Ada Kode '7 Batang' di Kasus Jatah Preman Rp 7 Miliar Gubernur Riau

2 hours ago 1

Jakarta -

KPK mengungkapkan konstruksi kasus dalam operasi tangkap tangan (OTT) Gubernur Riau Abdul Wahid. KPK menduga Abdul Wahid (AW) menerima fee atas penambahan anggaran 2025 yang dialokasikan untuk UPT Jalan dan Jembatan Wilayah I-VI Dinas PUPR PKPP.

Wakil Ketua KPK Johanis Tanak mengatakan kasus ini berawal pada Mei 2025 ketika Sekretaris Dinas PUPR PKPP Riau, Ferry Yunanda (FRY), mengadakan pertemuan dengan enam kepala UPT Wilayah I-IV Dinas PUPR PKPP untuk membahas kesanggupan pemberian fee kepada Abdul Wahid.

Dalam pertemuan itu, mereka sepakat agar anggaran untuk UPT Jalan dan Jembatan Wilayah I-IV Dinas PUPR PKPP dinaikkan. Tanak mengatakan semula anggaran UPT Rp 71,6 miliar menjadi Rp 177,4 miliar.
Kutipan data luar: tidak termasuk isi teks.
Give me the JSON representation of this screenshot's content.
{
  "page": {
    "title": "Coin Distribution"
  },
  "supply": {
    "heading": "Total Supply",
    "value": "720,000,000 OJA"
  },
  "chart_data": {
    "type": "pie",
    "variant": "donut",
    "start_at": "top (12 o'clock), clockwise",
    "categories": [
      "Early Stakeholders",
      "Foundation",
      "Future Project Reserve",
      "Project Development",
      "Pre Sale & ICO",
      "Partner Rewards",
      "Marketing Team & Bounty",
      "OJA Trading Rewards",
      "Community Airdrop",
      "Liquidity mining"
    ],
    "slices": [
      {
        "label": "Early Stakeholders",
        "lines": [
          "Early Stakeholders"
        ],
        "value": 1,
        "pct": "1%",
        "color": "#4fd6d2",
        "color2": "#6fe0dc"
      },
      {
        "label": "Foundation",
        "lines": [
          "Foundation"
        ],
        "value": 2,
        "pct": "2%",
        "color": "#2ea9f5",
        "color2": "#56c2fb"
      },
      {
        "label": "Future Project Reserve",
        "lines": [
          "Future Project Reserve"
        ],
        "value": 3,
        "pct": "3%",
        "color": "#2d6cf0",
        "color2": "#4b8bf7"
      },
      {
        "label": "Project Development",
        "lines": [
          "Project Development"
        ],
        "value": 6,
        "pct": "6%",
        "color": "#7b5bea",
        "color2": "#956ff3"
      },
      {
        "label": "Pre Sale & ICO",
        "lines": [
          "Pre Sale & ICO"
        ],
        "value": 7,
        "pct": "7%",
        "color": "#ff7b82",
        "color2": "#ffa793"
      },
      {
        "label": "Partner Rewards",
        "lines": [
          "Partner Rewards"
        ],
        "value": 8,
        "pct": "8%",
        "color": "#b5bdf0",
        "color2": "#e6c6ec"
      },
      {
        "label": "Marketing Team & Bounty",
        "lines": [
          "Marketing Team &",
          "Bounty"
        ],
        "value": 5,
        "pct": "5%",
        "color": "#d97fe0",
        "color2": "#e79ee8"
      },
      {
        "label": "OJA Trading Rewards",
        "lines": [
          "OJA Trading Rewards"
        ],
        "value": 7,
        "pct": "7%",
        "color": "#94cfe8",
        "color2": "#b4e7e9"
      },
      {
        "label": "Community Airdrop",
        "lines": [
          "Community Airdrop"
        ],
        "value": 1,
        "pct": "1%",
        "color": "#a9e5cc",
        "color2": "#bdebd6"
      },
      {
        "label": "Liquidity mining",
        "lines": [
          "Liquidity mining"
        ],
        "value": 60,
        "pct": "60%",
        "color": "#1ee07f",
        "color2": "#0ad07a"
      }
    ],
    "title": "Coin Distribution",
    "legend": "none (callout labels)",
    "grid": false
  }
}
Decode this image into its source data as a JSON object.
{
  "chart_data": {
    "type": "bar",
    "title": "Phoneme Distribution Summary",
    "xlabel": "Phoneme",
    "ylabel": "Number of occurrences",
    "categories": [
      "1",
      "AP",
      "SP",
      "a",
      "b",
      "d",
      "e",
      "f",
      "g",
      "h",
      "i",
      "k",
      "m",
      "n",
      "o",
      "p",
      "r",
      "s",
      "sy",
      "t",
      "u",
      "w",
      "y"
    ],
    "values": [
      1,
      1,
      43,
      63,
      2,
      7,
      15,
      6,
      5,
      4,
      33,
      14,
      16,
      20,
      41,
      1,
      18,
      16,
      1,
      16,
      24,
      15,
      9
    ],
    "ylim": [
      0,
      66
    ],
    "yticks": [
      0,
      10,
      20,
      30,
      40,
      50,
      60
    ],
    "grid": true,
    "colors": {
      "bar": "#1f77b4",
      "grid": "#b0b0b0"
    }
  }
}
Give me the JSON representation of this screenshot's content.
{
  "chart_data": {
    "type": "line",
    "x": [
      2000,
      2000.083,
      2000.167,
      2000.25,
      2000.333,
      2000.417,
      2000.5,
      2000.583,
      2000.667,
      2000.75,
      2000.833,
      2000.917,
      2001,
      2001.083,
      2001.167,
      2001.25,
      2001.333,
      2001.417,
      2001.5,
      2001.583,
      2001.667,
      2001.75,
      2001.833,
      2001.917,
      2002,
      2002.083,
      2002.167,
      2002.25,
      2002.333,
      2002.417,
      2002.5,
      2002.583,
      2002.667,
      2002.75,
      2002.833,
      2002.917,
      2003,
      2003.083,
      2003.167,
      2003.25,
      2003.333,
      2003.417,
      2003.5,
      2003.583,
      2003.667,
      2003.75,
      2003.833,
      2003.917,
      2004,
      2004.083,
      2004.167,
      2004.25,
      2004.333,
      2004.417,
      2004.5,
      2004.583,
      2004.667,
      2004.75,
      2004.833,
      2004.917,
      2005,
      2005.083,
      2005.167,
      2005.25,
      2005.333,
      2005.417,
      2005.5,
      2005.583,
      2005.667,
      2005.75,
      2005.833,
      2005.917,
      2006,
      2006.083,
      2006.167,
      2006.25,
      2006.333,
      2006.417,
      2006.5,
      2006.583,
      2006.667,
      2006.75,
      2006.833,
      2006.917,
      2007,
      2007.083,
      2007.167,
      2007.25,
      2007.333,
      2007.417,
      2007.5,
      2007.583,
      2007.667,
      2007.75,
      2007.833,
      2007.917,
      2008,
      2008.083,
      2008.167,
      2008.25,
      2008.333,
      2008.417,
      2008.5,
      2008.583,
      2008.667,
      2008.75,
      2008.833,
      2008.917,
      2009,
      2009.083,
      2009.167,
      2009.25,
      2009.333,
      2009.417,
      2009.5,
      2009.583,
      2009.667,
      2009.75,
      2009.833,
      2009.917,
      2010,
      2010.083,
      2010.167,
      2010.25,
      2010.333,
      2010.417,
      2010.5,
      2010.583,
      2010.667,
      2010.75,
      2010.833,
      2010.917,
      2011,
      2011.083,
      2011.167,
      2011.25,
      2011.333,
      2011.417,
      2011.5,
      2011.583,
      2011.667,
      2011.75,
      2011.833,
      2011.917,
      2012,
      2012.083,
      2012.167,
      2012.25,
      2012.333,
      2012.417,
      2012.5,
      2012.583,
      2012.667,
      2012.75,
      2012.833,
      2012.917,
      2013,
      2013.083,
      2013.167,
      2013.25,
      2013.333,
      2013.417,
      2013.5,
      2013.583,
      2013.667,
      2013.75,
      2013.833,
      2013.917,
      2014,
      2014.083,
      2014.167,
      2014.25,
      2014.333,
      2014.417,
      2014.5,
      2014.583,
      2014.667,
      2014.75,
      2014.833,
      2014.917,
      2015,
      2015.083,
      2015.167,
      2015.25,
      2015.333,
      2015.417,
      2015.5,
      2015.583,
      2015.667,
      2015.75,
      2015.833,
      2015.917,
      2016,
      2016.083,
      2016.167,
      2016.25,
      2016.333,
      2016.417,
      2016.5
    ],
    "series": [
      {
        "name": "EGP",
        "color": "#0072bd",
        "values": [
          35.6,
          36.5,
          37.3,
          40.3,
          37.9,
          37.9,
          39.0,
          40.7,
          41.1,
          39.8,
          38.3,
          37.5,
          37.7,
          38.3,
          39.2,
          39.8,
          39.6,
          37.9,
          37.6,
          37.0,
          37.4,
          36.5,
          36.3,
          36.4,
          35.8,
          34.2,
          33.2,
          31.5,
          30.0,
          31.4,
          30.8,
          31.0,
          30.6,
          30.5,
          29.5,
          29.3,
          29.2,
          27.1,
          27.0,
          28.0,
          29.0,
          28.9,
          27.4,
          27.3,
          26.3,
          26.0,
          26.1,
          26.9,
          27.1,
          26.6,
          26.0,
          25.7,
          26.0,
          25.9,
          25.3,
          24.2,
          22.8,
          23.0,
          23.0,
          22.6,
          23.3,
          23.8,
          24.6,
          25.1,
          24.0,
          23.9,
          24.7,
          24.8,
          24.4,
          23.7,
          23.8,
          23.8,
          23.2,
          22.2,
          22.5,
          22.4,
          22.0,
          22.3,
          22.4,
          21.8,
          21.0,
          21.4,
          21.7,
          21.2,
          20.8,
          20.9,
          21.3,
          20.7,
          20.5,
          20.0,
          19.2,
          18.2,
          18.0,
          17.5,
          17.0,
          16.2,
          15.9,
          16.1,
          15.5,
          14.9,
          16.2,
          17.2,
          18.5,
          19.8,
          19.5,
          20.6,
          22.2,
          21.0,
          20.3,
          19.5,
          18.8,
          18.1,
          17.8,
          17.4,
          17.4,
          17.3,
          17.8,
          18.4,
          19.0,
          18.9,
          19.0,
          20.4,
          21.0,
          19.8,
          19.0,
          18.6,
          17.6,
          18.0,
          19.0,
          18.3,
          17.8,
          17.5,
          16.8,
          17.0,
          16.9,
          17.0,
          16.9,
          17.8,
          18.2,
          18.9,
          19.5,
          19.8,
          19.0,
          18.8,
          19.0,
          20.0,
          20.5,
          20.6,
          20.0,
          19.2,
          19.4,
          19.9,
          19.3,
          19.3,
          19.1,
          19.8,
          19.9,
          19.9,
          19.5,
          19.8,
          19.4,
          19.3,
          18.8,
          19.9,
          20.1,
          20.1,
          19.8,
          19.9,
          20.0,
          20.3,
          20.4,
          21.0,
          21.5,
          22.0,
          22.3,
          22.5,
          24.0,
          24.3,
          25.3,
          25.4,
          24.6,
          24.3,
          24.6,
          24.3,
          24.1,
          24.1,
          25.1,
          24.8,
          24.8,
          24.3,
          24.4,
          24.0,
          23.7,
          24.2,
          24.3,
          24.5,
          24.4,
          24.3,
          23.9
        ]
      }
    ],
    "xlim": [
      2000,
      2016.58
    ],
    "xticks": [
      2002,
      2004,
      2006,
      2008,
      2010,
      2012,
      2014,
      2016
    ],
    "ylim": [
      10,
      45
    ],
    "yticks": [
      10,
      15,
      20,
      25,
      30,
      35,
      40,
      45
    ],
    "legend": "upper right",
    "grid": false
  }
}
SCROLL TO CONTINUE WITH CONTENT

Namun, untuk semua itu, mereka harus memberikan fee kepada Abdul Wahid selaku Gubernur Riau. Nilainya Rp 7 miliar atau 5 persen dari anggaran tersebut.

"Bahwa selanjutnya, Saudara FRY menyampaikan hasil pertemuan tersebut kepada Saudara MAS selaku Kepala Dinas PUPR PKPP Riau. Namun Saudara MAS, yang merepresentasikan Saudara AW, meminta fee sebesar 5 persen (Rp 7 miliar)," kata Tanak dalam jumpa persnya, Rabu (5/11/2025).

Menurut Tanak, apabila ada yang tidak menuruti perintah terkait fee itu, mereka terancam dicopot atau dimutasi. Fee untuk Abdul Wahid itu juga dikenal dengan istilah 'jatah preman'.

"Bagi yang tidak menuruti perintah tersebut, diancam dengan pencopotan ataupun mutasi dari jabatannya. Di kalangan Dinas PUPR PKPP Riau, permintaan ini dikenal dengan istilah 'jatah preman'," katanya.

Terkait dengan besaran fee Rp 7 miliar, Tanak mengungkapkan fee itu kemudian diberi 'kode' oleh mereka. Kodenya adalah '7 batang'.

"Selanjutnya, seluruh kepala UPT Wilayah Dinas PUPR PKPP beserta Sekretaris Dinas PUPR PKPP Riau melakukan pertemuan kembali dan menyepakati besaran fee untuk Saudara AW sebesar 5 persen (Rp 7 miliar). Hasil pertemuan tersebut kemudian dilaporkan kepada Kepala Dinas PUPR PKPP Riau dengan menggunakan bahasa kode '7 batang'," ungkap Tanak.

Terkait hal ini, KPK menetapkan Abdul Wahid sebagai tersangka kasus dugaan pemerasan terhadap para bawahannya di Dinas Pekerjaan Umum, Penataan Ruang, Perumahan, Kawasan Permukiman dan Pertanahan (PUPR PKPP) Riau. Selain Abdul Wahid, KPK juga menetapkan dua orang lainnya sebagai tersangka.

Dua tersangka lainnya ialah Kadis PUPR Riau M Arief Setiawan dan Tenaga Ahli Gubernur Riau, Dani M Nursalam.

Para tersangka dijerat Pasal 12e dan/atau Pasal 12f dan/atau Pasal 12B UU Undang-Undang Pemberantasan Tindak Pidana Korupsi juncto Pasal 55 ayat (1) ke-1 KUHP.